Ogni esperienza di vita è un momento di crescita personale: come valuta l’esperienza avuta in Terra Santa partecipando a “Pane Nostro”, progetto di condivisione della cultura del pane?
Ė stata un’esperienza interessante e formativa. Sono partito con la convinzione di dover portare in quella terra, insieme al lievito madre, la mia cultura, il mio saper fare, per insegnare qualcosa dell’arte bianca agli altri, con un atteggiamento inconsciamente arrogante. Appena arrivato a Betlemme mi sono reso conto che non trasmettevo solo le mie conoscenze ma imparavo tanto dalle persone del luogo, ad iniziare dalla cultura del rispetto di un cibo così importante che se avanza non va buttato ma conservato. Un insegnamento che, tornato a casa, mi ha indotto a cambiare l’impostazione della produzione del mio panificio, riducendo con razionalità i quantitativi di pane giornalieri, senza sprechi da consumismo sfrenato.
In quelle terre senza pace il pane ha un grande valore e mi ha colpito molto vedere i bambini, anche piccoli, andare a prenderlo ai forni per portarlo a casa in una situazione di vita dura e difficile tra guerriglia e coprifuoco, con difficoltà quotidiane impensabili.
Dal tono delle sue parole si avverte che ne è rimasto davvero colpito…
Molto colpito, ad iniziare dalle limitazioni alla vita di tutti i giorni, basti pensare alle difficoltà di spostamento all’interno dello stesso territorio. Io, non volendo, ho sfidato il coprifuoco notturno.

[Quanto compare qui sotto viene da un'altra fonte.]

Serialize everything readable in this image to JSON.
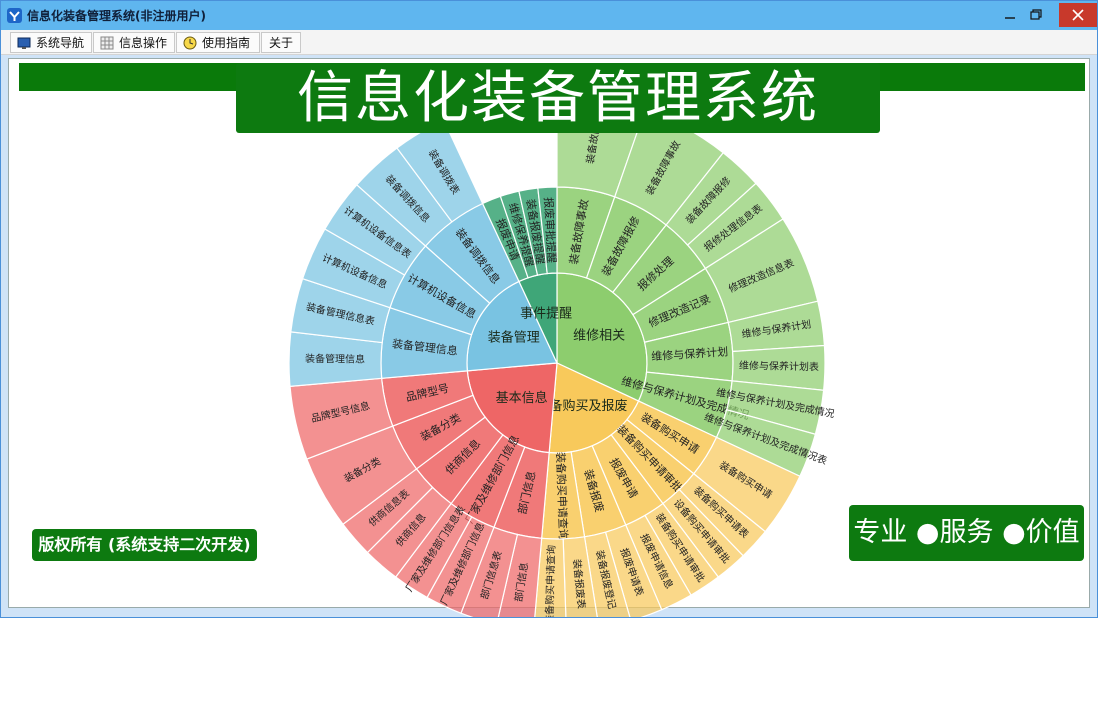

Durante la prima visita al Forno Salesiano dove dovevamo fare il nostro pane, ero rimasto affascinato da un vecchia impastatrice. La notte, non riuscendo a dormire, ho deciso di andare al forno per capirne il funzionamento durante l’attività. Non sapevo del coprifuoco e sono uscito tranquillamente: non solo la vigilanza all’ingresso dell’alloggio dove risiedevamo non si è accorta di niente quanto, una volta uscito, ho percorso a piedi (senza alcun problema per fortuna!) almeno un paio di km. Arrivato a destinazione c’è stata grande agitazione per il pericolo che avevo corso e scampato ed anche paura per una mia eventuale segnalazione come soggetto da controllare.
Dell’esperienza in Terra Santa che ha definito interessante e formativa oggi cosa le resta?
Senza dubbio la consapevolezza che la pace deve essere il credo che deve unire tutti gli uomini di buona volontà, a prescindere dalle differenze di fede religiosa, e che il pane, il cibo da spezzare e condividere, deve essere il suo simbolo. E vorrei sottolineare il “deve essere”…
Quali sono le sue impressioni sulla recente partecipazione a FuturoRemoto?
È stata un’esperienza entusiasmante per la possibilità d’incontro con tanta varia umanità in un luogo completamente diverso dal panificio. Il tempo relativamente breve dedicato ad ogni gruppo è stato compensato dalla possibilità di moltiplicazione del messaggio che era alla base del nostro laboratorio: l’invenzione più bella nella storia dell’umanità è il pane e finché dai forni uscirà il suo profumo vi sarà speranza di dialogo e pace tra gli uomini.